There are many jobs required to keep a garden in good shape; weeding, composting, mulching, pruning, dead-heading (depending upon plant), watering, pest control and use of IPM principles, lawn care, edging, tool maintenance, chasing squirrels, and on and on. Of course, my favorite job – choosing the plants!
But in my experience, applying mulch is most important and beneficial of all garden chores. In addition to the most obvious benefit – aesthetics – mulch keeps roots cool in summer and protected from freeze/thaw in winter, conserves moisture that sandy soil loses so quickly, alleviates compaction and keeps soil friable by improving its structure, slows or stops erosion of top soil, counteracts the effects of poor soil texture, and makes weeding much easier. (Contrary to popular belief, weed seeds will germinate in mulch but the openness of the soil structure allows the plant and root to be pulled out intact. The exception, of course, is the dandelion.) But, the greatest benefit derived from mulching a garden is that it feeds the soil. It is said that one teaspoon of healthy soil contains millions of micro-organisms, and it is those micro-organisms that support plant growth and can make or break a garden. For soils such as we have in much of the PNW – sandy, lean, acidic, with little water-holding capacity – mulch is essential for improving pore space for water retention which in turn makes nutrients more available to plant roots. Mulch is crucial in xeric gardening, or in the gardens of those who put off watering in the summer months as long as possible (I water ornamentals only once or twice during summer months.) Mulch will break up the tight structure of soils comprised of heavy clay, giving roots ease of movement, greater access to water, and improved availability of essential nutrients.
In nutrient-poor soil, mulch supplies needed nutrients as it breaks down. Greater pore space facilitates the exchange of gases that roots require to maintain healthy growth. Better soil structure allows a greater number and variety of plants to be grown in the same bed, as is often the case in perennial beds. And last, mulch provides habitat for insects and the countless small creatures that help build soil.

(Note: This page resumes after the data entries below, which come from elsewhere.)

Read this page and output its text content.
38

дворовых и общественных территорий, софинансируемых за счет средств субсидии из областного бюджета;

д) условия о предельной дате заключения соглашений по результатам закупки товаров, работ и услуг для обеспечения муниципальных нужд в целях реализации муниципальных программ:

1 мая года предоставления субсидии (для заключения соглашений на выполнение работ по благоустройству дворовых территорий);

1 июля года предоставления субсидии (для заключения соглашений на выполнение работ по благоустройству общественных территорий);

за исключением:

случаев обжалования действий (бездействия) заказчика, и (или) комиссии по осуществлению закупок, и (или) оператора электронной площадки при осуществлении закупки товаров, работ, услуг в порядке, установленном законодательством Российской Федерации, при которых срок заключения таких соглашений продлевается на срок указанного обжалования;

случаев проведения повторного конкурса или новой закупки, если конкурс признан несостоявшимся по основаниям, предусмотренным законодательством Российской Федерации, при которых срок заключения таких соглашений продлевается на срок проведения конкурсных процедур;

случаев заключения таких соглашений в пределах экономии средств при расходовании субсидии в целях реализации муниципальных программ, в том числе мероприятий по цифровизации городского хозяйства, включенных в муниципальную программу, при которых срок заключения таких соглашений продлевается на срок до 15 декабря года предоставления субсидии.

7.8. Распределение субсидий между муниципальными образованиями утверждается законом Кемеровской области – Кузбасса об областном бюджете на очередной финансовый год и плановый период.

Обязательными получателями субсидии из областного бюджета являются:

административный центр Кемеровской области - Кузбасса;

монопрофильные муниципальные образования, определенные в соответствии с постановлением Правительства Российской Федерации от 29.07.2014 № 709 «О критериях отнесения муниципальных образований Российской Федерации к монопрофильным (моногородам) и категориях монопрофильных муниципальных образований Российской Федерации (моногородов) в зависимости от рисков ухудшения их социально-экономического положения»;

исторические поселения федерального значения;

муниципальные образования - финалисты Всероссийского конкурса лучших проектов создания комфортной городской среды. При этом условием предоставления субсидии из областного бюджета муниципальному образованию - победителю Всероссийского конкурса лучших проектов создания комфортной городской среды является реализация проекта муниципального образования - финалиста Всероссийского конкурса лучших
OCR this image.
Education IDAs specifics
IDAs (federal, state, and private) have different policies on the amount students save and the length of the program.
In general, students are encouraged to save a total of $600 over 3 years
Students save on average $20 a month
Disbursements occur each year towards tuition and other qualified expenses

Mulching twice a year (late fall and early spring) is a good habit to develop, but if time doesn’t allow then a deep layer of mulch once each year can do wonders for the garden. Keep fallen plant debris on the soil surface, also, unless it is diseased. Fallen leaves, twigs, cones, etc. are a good addition to mulch. If it looks messy to you, cover it with a light layer of mulch (or lower your standards). I’ve found this to be a very successful practice which keeps the garden looking tended and cared for.
One note of caution: while mulch is most effective when applied in a 3 – 4 inch layer in beds, keep it light around the root zone of plants (no deeper than 1 inch). Mulch applied too deeply around a plant’s root zone can prevent needed air from reaching the roots. And make sure not to touch the crown of the plant with mulch – this can cause rot.
Autumn is an important time of year to apply mulch – a surplus of fallen leaves and other plant material available and free to the first taker is a gift of health and beauty for your soil, and a gift to be treasured. Give your soil a little TLC and you will be richly rewarded.